Israel is operating from a position of strength in its relationship with the Palestinians. And this analysis by Brookings’ Natan Sachs offers an interesting way to look at Netanyahu – as less of a hawk than a politician who is by nature conservative, unwilling to get pushed into a deal he doesn’t like, and content to wait for something better. As Sachs points out, there are risks involved.
While that approach locks in Israel’s political dominance, not everything is static. Demographics and external public opinion appear to be moving decisively against Israel. The longer the status quo continues, the bigger the problems are likely to get.
Israelis Jews and Palestinians share, and will continue to share, a defined geographic space – whether it is as two independent states, one state, or some hybrid. And while three-quarters of Israel’s population, 6.3 million out of 8.4 million people, is Jewish, the picture is very different if you add up the Palestinians who live in Israel, the West Bank and Gaza. When you do that, according to this Reuters story, you get 6.3 million, equal to the number of Israeli Jews. And the Palestinian population has been growing faster.

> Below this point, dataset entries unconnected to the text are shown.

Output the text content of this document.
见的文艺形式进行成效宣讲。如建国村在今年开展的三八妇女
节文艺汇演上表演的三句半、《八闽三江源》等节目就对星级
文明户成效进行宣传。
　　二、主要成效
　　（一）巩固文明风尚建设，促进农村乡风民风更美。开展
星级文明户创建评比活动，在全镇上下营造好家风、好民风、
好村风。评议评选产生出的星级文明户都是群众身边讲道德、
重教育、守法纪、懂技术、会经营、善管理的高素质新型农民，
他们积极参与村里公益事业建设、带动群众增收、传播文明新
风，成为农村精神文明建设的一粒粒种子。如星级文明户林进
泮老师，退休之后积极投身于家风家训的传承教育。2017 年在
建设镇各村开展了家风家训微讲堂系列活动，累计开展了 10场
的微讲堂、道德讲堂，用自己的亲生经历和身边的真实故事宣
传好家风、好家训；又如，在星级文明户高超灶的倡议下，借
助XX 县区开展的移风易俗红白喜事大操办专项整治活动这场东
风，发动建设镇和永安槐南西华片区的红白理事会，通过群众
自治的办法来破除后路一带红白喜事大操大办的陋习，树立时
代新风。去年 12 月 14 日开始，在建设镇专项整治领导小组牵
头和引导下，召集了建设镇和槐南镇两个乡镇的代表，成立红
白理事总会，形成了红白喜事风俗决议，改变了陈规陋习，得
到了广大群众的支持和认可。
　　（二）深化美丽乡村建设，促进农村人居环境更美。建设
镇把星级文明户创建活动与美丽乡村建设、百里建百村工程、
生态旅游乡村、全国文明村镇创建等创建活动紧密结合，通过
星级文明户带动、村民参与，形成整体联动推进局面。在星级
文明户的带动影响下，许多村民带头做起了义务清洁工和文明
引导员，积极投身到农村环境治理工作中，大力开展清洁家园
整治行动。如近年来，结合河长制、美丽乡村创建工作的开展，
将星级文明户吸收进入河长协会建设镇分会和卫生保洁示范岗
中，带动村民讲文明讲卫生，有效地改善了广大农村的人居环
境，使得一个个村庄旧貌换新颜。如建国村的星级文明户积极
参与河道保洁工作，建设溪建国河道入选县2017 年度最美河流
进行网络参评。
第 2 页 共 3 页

So if the Palestinians don’t have their own state, Israelis run a risk that U.S. officials have warned of for years – becoming a minority in a unitary democratic state, or ruling a majority of the population by coercion.
At the same time, Israel’s policies in the West Bank and Gaza are alienating traditional friends, particularly in Europe, where a drive to unilaterally recognize a Palestinian state has had several successes. One of them has been in Sweden, whose foreign minister also called recently for an investigation into the killings of Palestinians in the recent violence.
Netanyahu responded that the comments by Margot Wallstrom were “outrageous…immoral and … stupid.”
The European Union also has required that some goods manufactured in Israeli settlements be labeled as such – a symbolic move, for sure, but one that could be the leading edge of tougher actions by Israel’s leading trading partner.
Europe is seeming less hospitable for Jews: More Jews emigrated to Israel from Western Europe last year than any previous year. Most of them came from France, where Jews have faced a rising number of anti-Semitic attacks, most of them by Muslim extremists.
As Grant Rumley and Amir Tibon wrote in Foreign Affairs, many younger Palestinians already have given up on the two-state solution. An alternative strategy is to scuttle the Palestinian Authority and demand civil rights from Israel. And the frustration is likely to result in more violence.
Israel may find the demand for rights, the unwanted responsibility for millions of Palestinians, the possibility of becoming a minority and external diplomatic and economic pressure untenable. A smart politician, Rumley and Tibon write, would aim for an agreement with the Palestinians, and argue that any concessions are not a matter of goodwill, but of ensuring Israel’s survival.
The most likely solution? That would be separation – offering a deal to give the Palestinians their own state, and hoping they take it.